MLIS Capstone Details
The Degree Final Project for MLIS students is completed via a Capstone project. The Capstone experience involves identifying an information problem in a real-world setting and developing the means to address it. Capstone projects can be research-oriented or design-oriented. Solutions are typically interactive, meaning the end product is something that can be implemented and used.
Goals for the Capstone experience include:
- Define the information problem or opportunity
- Determine what techniques to use to master this information problem or opportunity
- Synthesize all aspects of the information problem; integrate people, technology and information
- Make a positive difference for the community; be it a business, school, library, hospital, or other organization
- Choose a topic or focus you are passionate about
The Capstone course involves the following components:
- LIS 596 Capstone I (2 credits)
- Analysis and preliminary design of an approved individual or group research or implementation project demonstrating professional-level knowledge and skills.
- Taken in winter quarter.
- LIS 597 Capstone II (3 credits)
- Implementation of a project demonstrating professional-level knowledge and skills based on a project plan developed in LIS 596.
- Prerequisite: LIS 596.
- Taken in spring quarter.
Capstone is celebrated in an event in late May/early June, featuring oral and written presentations.

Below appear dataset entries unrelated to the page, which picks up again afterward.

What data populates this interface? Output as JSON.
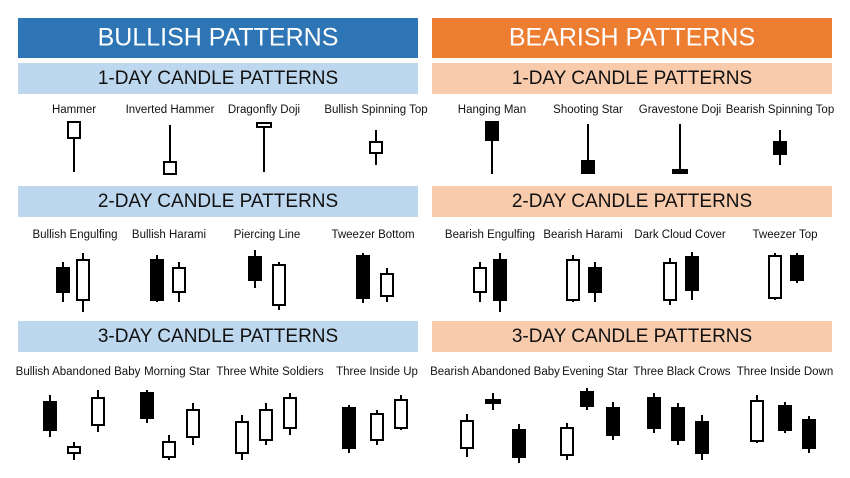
{
  "columns": [
    {
      "title": "BULLISH PATTERNS",
      "sections": [
        {
          "title": "1-DAY CANDLE PATTERNS",
          "patterns": [
            "Hammer",
            "Inverted Hammer",
            "Dragonfly Doji",
            "Bullish Spinning Top"
          ]
        },
        {
          "title": "2-DAY CANDLE PATTERNS",
          "patterns": [
            "Bullish Engulfing",
            "Bullish Harami",
            "Piercing Line",
            "Tweezer Bottom"
          ]
        },
        {
          "title": "3-DAY CANDLE PATTERNS",
          "patterns": [
            "Bullish Abandoned Baby",
            "Morning Star",
            "Three White Soldiers",
            "Three Inside Up"
          ]
        }
      ]
    },
    {
      "title": "BEARISH PATTERNS",
      "sections": [
        {
          "title": "1-DAY CANDLE PATTERNS",
          "patterns": [
            "Hanging Man",
            "Shooting Star",
            "Gravestone Doji",
            "Bearish Spinning Top"
          ]
        },
        {
          "title": "2-DAY CANDLE PATTERNS",
          "patterns": [
            "Bearish Engulfing",
            "Bearish Harami",
            "Dark Cloud Cover",
            "Tweezer Top"
          ]
        },
        {
          "title": "3-DAY CANDLE PATTERNS",
          "patterns": [
            "Bearish Abandoned Baby",
            "Evening Star",
            "Three Black Crows",
            "Three Inside Down"
          ]
        }
      ]
    }
  ]
}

View Capstone archives, including past event programs.
Capstone Information Sessions take place each autumn and spring. Info sessions generally cover how to decide on a project, identify a sponsor, and form a team; human subjects considerations; and how to prepare for the start of the Capstone course. In addition, student groups and outside organizations host Capstone sessions to promote potential sponsorships and projects.
- Capstone Prep Session recording for students pursuing Capstone in winter/spring 2016
- Presentation from the Capstone Info Session
For specific details about Capstone guidelines, information about locating a team or project sponsor, and more, current MLIS students should visit the Capstone section of the MLIS Student Resources Canvas site.
The primary goal of your Capstone project is to demonstrate your mastery of the knowledge that you have gained in your program. You may emphasize different components of your learning, but will be expected to show how all your education has contributed to the solution you come up with for your problem. Examples might include:
- Develop a system design for adoption by the client and include socio-technical evaluation.
- Do a requirements study for the creation and integration of taxonomies in an information management system and provide recommended solution for adoption by the client.
- Build a policy portfolio for an organization in a specific information management area.
- Conceive and design a new department for an organization that centralizes the management of information resources and create a plan for how to get the department established.
- Perform a system integration between two data systems that requires you to map between the schemas of each system, draw data from each and produce a unified view.
- Assess the information needs of a group of people. Determine where in the organization the information all exists and design a methodology for drawing it all together into a unified view.
- Perform an information inventory across a large and diverse set of documents.
- Create a system design for the incorporation of taxonomies in a portal or web UI of client’s product.
- Do a requirements study incorporating needs assessment, analysis of technologies, proposed solution, ROI.
- Analyze a defined collection of information in its existing state and usage. Develop a set of recommendations for expanding or shifting the focus of the collection, including the means for description, cataloging and tracking of the collection. Include a review of existing and potential technologies.
- Assess a program by defining metrics and providing an analysis of the success of the program through various measures.
- Research best practices for information vendor assessment and synthesize to produce a set of recommendations.
- Design mobile/virtual service for users of a given library. Analyze technology, hosting options and modes of delivery.
For any project, think in terms of the deliverables you will provide to document the end result of your work, and make sure that you have scoped the project well enough to come up with some concrete products at the end of the quarter. They may be interim reports, a finished product or a completed project plan ready for approval.